I have inlaws who have a 4 year old, and let her do whatever she wants. She gets her way, because she knows that all she has to do is outlast her parents. She has a stronger will than they do. Now they just had kid # 2 less than a week ago. We were visiting them in the hospital. Kid number one was bouncing off the walls, misbehaving, jumping on furniture, etc. Mother was trying to feed the baby, kid #1 kept bothering her while she was doing it, with no consequences. Mother eventually fled the suite to feed the baby in the nursery. Kid #1 now tried to leave the room repeatedly to find mother and the baby. Father sat through all of this eating his own supper, just let her have her head. He apparently has no problem with his little demon running around a hospital maternity ward unsupervised. I would think that parents of such a child would try to get control of her before the baby arrived. Who knows what a kid like that can do when she doesn't have any boundaries.
It is quite a contrast to children raised on my side of the family. None of my siblings are married or have children, but my cousins are raising proper ladies and gentleman. You will not hear those kids talk back or refuse to do what they are told. They are still kids of course, but you just don't see them yell "no" at the top of their lungs because they know they won't get away with it.
Not so with my young niece. Christmas wasn't much fun with all the noise. You have one kid misbehaving, and 4 "adults" begging her to sit down and eat or she wouldn't get to open her presents. Of course she didn't eat her food, and she did open her presents. I just wanted to tell them all to shut the hell up and let her be so I could have some peace, or actually make her listen to them. Threatening children with consequences has no effect if they know you don't mean it. It is hard watching that kid grow up, knowing she is in for hell when she gets older. I think it is going to really be tough forcing rules on her as a teenager when she is so used to getting her way now.
I am getting warmer all the time to the idea of having some rugrats of my own to raise up right.
2 comments:
. It is hard watching that kid grow up, knowing she is in for hell when she gets older. I think it is going to really be tough forcing rules on her as a teenager when she is so used to getting her way now.

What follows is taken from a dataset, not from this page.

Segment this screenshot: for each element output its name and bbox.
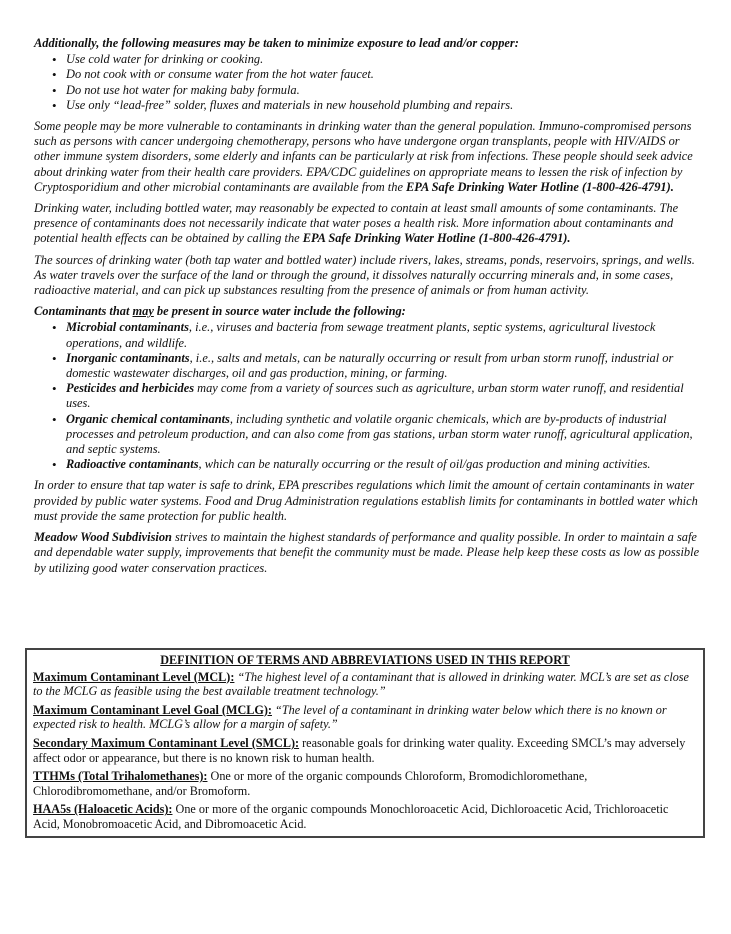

I call that credit card parenting.
You can delay paying the price of being a good parent, but you'll have to pay it some day. And by then it'll be a whole lot more than you bargained on paying.
I couldn't agree with you more. I've got 2 of my own (11 and 8), and they know what the boundaries are. They were "trained" early on and I rarely have a problem with them now.
I also have in-laws who let their kids bounce off the walls, jump on each other's heads, and throw temper tantrums whenever they want. They let it go on, and on, and on...Drives me nuts, especially when they try to "reason" with them. Why would an adult expect a 4 year old to be able to reason?!? Unreal.